In Deutschland waren vor mehr als zwei Wochen insgesamt 16 Sars-CoV-2-Infektionen gemeldet geworden, die nicht zu weiteren bekannten Ansteckungen geführt haben.

Saudi-Arabien schließt Grenzen für Pilgerreisen

Aus weiteren Ländern wurden erste Fälle gemeldet, etwa aus Israel, Dänemark, Norwegen, Estland und Rumänien. In Italien gibt es mit mehr als 500 Infizierten und mindestens 14 Toten den größten Ausbruch Europas.

Saudi-Arabien hat aus Sorge vor einer Verbreitung seine Grenzen für Pilgerreisen von Ausländern in die beiden Städte Mekka und Medina geschlossen. Vorerst ausgesetzt würden auch Einreisen mit Touristenvisa aus Ländern, in denen die Verbreitung des Virus eine Gefahr darstelle, teilte das Außenministerium in Riad mit. Für welche Länder dies gelte, blieb zunächst unklar.

Südkorea meldet mehr als 1700 Infizierte

In Südkorea verschieben die Streitkräfte des asiatischen Landes und der USA ihr Frühjahrsmanöver auf unbestimmte Zeit. Die Gesundheitsbehörden des Landes meldeten im Verlauf des Donnerstags 505 neue Fälle und damit mehr als China.

Die Zahl der Menschen, die sich nachweislich mit dem neuartigen Coronavirus angesteckt haben, kletterte auf 1766. Bisher wurden 13 Todesfälle mit dem Virus in Verbindung gebracht.

Japan schließt Schulen

Die Mehrzahl der neuen Infektionen konzentriert sich auf die südöstliche Millionen-Stadt Daegu und die Region. Etwa die Hälfte aller Fälle im Land entfällt auf Anhänger der in Daegu stark vertretenen christlichen Sekte Shincheonji-Kirche Jesu, die auch Verbindungen nach China hat.

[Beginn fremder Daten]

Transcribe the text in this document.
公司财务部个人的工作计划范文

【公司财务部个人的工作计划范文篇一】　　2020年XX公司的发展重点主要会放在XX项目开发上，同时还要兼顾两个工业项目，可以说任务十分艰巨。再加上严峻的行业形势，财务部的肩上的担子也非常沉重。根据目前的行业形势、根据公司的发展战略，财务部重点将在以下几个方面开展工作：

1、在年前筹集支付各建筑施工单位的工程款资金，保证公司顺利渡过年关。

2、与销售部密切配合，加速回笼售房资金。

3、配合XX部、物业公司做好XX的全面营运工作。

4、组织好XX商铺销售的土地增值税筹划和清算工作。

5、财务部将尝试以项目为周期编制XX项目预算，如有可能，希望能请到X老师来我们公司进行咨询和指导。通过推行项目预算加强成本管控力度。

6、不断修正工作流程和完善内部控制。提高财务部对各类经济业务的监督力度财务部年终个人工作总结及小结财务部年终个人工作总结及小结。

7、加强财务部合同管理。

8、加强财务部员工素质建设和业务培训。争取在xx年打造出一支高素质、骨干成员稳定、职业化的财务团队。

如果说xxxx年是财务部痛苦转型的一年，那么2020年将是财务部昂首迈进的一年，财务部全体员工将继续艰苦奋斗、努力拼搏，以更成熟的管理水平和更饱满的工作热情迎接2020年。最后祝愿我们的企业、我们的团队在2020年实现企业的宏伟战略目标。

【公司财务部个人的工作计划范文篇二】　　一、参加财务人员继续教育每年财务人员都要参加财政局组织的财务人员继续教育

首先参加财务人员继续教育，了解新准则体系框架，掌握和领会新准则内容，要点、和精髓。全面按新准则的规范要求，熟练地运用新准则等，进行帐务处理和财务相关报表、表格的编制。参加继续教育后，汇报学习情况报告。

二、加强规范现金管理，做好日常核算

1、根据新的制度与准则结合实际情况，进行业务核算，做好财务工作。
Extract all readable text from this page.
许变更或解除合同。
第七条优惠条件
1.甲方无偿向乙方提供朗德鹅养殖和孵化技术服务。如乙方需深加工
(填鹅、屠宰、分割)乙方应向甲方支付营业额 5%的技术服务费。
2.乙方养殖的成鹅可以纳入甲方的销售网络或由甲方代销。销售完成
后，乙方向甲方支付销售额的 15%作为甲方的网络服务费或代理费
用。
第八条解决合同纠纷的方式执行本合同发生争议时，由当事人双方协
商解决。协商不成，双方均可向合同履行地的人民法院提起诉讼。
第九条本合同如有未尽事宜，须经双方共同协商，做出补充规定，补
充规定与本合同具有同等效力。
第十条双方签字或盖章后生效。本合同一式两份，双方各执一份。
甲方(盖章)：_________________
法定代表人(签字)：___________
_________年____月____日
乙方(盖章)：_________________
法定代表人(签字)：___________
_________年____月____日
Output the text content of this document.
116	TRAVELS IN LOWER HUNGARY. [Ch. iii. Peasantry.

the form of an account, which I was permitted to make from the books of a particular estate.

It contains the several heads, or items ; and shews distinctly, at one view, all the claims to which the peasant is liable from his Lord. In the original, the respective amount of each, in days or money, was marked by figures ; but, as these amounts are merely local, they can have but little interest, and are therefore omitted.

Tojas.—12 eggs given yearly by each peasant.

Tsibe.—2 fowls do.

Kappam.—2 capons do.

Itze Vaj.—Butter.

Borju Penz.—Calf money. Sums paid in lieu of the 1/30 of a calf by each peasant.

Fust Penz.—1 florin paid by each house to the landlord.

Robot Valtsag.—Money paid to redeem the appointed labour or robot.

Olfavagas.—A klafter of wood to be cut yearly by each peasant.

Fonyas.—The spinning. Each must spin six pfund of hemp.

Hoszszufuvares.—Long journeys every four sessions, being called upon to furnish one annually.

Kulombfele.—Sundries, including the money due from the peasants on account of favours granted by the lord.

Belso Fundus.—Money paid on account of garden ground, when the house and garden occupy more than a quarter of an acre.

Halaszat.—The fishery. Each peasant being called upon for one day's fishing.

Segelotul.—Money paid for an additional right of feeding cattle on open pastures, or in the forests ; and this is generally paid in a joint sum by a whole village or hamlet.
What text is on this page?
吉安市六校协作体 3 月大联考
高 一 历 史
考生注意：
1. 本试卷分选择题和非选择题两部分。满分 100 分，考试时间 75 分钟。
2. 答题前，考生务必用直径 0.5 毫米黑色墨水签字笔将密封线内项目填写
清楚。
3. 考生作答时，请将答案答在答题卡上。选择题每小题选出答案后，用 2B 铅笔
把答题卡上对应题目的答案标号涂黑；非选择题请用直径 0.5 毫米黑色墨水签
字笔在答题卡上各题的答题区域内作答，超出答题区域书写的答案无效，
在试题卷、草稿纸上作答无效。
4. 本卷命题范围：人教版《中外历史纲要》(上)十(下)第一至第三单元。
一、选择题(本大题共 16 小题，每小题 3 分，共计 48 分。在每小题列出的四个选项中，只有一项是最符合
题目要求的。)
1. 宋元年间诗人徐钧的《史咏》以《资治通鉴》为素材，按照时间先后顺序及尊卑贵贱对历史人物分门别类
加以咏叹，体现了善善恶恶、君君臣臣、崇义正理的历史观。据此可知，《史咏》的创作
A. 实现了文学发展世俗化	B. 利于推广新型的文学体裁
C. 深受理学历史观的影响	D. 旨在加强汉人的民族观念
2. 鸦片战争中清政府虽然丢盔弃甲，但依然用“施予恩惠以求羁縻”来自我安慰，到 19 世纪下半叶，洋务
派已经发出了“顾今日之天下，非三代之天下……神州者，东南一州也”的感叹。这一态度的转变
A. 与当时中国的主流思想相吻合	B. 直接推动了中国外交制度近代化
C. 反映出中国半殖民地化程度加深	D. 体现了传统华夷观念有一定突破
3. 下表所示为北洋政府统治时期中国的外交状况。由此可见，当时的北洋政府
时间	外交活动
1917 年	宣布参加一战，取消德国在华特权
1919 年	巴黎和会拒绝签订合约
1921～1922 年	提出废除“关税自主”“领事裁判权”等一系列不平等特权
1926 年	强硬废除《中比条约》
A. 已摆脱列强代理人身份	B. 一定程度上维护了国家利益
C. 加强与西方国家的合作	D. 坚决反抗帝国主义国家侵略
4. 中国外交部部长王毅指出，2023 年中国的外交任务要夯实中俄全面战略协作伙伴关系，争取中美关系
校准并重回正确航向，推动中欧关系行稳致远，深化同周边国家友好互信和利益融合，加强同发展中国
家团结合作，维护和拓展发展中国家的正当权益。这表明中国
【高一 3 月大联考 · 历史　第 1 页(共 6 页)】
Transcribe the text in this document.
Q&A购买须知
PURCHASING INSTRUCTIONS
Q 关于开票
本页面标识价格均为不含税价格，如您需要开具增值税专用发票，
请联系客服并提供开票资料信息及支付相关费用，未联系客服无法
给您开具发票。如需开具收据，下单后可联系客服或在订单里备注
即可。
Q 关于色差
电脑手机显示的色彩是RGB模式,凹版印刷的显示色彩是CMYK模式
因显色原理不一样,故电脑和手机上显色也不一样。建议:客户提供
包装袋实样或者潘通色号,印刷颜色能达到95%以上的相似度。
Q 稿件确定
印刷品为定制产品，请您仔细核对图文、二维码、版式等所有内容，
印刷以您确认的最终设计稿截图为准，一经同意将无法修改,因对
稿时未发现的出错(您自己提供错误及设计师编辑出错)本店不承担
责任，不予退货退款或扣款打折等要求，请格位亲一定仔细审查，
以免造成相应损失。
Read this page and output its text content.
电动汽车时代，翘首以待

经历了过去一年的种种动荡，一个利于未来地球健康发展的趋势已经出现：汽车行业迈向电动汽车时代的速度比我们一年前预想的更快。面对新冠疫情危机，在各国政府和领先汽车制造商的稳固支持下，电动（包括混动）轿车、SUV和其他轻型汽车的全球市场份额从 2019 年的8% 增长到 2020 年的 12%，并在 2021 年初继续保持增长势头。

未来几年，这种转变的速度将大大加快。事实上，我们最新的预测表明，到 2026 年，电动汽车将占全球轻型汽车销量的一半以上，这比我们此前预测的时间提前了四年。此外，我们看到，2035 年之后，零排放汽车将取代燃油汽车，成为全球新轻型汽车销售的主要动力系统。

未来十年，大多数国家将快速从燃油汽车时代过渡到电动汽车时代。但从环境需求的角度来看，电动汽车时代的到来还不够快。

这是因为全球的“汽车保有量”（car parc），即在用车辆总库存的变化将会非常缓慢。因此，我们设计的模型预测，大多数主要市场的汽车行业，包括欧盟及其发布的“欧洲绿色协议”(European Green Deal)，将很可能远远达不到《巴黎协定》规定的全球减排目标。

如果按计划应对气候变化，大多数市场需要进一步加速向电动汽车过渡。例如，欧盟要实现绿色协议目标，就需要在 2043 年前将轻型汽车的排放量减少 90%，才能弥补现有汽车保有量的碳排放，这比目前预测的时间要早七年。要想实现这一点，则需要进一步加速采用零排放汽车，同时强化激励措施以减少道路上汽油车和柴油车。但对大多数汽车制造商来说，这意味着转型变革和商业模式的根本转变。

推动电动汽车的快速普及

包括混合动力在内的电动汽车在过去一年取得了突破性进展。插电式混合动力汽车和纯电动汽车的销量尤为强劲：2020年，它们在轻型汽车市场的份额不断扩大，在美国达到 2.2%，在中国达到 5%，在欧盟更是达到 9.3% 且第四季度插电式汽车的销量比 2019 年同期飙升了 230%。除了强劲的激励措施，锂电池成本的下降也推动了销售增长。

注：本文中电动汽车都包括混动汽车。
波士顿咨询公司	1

Japan will im Kampf gegen das neuartige Virus alle Schulen schließen. Die Maßnahme trete Montag in Kraft, sagte Premierminister Shinzo Abe am Donnerstag. Die Schließung solle demnach bis zum Beginn der zehntägigen Frühlingsferien Ende März gelten.

Hohe Dunkelziffer bei Infektionen

In China stieg die Zahl erfasster Infektionen auf mehr als 78.000, die Zahl der Toten lag in der offiziellen Statistik für Festlandchina bei mehr als 2700. Seit einer neuerlichen Änderung der Zählweise vergangene Woche hat sich der täglich berichtete Anstieg der neuen Infektionen mit dem Virus und der Todesfälle in der Statistik Chinas deutlich reduziert.

Hunderte Patienten, die mit sich mit dem Coronavirus infiziert haben, sind in Wuhan in einem provisorischen Krankenhaus untergebracht. © Quelle: Xiao Yijiu/XinHua/dpa

Beides wird von amtlichen Stellen gerne zitiert, wenn dazu aufgerufen wird, an anderen Orten des Landes zur Normalität zurückzukehren und die Produktion wieder aufzunehmen. Experten gehen aber von einer sehr hohen Dunkelziffer aus.